299.4
The Symbolic Economy of Authenticity As a Form of Symbolic Violence: The Case of Middle-Class Minorities

Saturday, July 19, 2014: 11:15 AM
Room: 303
Oral Presentation
Ori SCHWARZ , Bar-Ilan University, Ramat-Gan, Israel
In contemporary societies, the language of authenticity has become central to the organization of work, manners, social ties, and most interestingly: social and moral evaluation. The paper explores how the ethic of authenticity informs symbolic economies of worth in Israel and the US. These new symbolic economies differ from Bourdieu's: mastery of legitimate practices and dispositions may indeed enhance the social worth of some actors, but also devaluate other actors, those whose class habitus and identity are considered 'inauthentic' independently of their performance. Based on analysis of wide empirical literatures on raced and classed identities in Israel and the US, the paper explores how this symbolic economy disadvantages social minorities. When dominant ethnic groups monopolize the symbolic recognition of authentic middle-classness, middle-class members of dominated ethnic groups are at risk of being accused of mimicry ('acting white', 'Ashkenazization'). This also applies to second-generation middle-class actors: following the racialization of class culture, their deeply entrenched middle-class tastes and dispositions may be suspected as inauthentic.
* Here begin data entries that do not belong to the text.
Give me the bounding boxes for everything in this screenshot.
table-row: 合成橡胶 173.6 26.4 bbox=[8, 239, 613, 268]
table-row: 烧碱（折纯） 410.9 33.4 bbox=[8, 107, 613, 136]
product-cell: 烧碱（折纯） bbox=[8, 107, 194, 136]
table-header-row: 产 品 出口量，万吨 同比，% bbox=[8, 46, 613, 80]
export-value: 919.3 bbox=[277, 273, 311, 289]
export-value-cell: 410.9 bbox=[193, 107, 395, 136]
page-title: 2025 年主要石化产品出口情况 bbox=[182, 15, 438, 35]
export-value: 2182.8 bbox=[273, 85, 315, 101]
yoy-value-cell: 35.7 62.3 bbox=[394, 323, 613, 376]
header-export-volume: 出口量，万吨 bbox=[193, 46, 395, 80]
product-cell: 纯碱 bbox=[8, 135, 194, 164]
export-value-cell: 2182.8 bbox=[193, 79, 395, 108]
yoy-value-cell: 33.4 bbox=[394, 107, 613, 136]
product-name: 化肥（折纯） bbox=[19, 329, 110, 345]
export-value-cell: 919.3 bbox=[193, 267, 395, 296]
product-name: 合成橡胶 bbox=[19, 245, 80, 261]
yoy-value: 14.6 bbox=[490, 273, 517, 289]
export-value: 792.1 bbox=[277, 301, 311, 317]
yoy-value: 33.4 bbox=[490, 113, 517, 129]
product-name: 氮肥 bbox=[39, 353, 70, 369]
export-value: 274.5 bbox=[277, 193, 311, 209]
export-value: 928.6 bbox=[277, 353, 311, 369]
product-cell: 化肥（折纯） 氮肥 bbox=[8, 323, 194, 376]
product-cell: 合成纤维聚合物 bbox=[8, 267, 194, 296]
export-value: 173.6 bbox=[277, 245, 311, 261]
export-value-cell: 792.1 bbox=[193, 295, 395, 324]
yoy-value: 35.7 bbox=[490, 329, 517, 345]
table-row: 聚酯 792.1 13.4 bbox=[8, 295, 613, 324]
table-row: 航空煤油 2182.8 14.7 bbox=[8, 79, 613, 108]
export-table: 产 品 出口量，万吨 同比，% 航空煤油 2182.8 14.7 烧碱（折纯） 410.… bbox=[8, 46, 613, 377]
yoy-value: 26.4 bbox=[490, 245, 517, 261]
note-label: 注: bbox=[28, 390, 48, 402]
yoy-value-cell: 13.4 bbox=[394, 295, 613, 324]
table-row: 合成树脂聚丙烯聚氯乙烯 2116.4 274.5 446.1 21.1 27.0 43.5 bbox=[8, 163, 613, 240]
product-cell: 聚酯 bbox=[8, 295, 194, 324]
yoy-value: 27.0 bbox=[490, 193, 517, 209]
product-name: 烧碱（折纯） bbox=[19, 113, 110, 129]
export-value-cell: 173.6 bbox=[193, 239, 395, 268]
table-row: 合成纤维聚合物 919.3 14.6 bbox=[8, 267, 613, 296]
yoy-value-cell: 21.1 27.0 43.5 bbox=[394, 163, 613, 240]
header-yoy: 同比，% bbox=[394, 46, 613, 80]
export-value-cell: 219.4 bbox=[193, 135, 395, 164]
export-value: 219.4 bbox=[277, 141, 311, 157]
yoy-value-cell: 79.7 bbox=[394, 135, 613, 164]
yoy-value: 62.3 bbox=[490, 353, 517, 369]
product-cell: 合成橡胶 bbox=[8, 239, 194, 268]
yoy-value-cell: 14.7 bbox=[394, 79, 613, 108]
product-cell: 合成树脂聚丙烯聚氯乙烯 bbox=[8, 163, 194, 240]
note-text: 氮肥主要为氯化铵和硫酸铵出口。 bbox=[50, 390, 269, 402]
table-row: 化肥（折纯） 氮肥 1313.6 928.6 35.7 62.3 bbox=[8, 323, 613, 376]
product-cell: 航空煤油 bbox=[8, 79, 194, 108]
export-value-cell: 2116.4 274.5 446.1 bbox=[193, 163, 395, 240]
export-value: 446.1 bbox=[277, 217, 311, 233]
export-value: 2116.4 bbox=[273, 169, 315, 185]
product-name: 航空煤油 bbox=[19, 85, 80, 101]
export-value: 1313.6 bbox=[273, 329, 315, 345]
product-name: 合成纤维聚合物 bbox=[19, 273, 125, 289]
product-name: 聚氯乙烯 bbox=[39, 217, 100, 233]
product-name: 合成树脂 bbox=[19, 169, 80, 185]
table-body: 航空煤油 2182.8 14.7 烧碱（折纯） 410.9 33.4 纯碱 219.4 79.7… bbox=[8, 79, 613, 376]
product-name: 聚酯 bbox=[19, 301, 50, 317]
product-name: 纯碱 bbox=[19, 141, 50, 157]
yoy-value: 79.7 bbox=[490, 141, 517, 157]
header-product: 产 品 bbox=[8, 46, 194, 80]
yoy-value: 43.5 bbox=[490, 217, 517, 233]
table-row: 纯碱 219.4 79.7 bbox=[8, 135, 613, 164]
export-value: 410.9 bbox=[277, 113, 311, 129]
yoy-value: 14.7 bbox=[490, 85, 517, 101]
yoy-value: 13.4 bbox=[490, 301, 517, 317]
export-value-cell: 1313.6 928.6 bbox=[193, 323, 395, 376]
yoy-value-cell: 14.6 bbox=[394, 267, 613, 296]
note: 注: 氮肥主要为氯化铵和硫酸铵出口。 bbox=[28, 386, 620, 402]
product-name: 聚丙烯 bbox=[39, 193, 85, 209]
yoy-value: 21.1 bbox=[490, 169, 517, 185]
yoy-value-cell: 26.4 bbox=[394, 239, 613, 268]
While dispositions are often acquired in classed contexts and their distribution is hence class-based, the recognition of authenticity often follows race/ethnicity lines. In some cases, middle-class minorities react by investing in acquiring lower-class styles and habits that lack social legitimacy but may supply them with recognized authenticity. Far from being an emancipatory power that disembeds whimsical actors from social structure, the ethic of authenticity is embedded in structures of unequal recognition, and may thus encourage actors to participate in their own subjection. Inequalities in recognized authenticity are discursive products of the same symbolic power that naturalize hierarchies, yet they rely on ascriptive categories more than embodied habitus. Studying these inequalities as a unique form of symbolic violence necessitates expanding the Bourdieusian framework while sticking to its mission.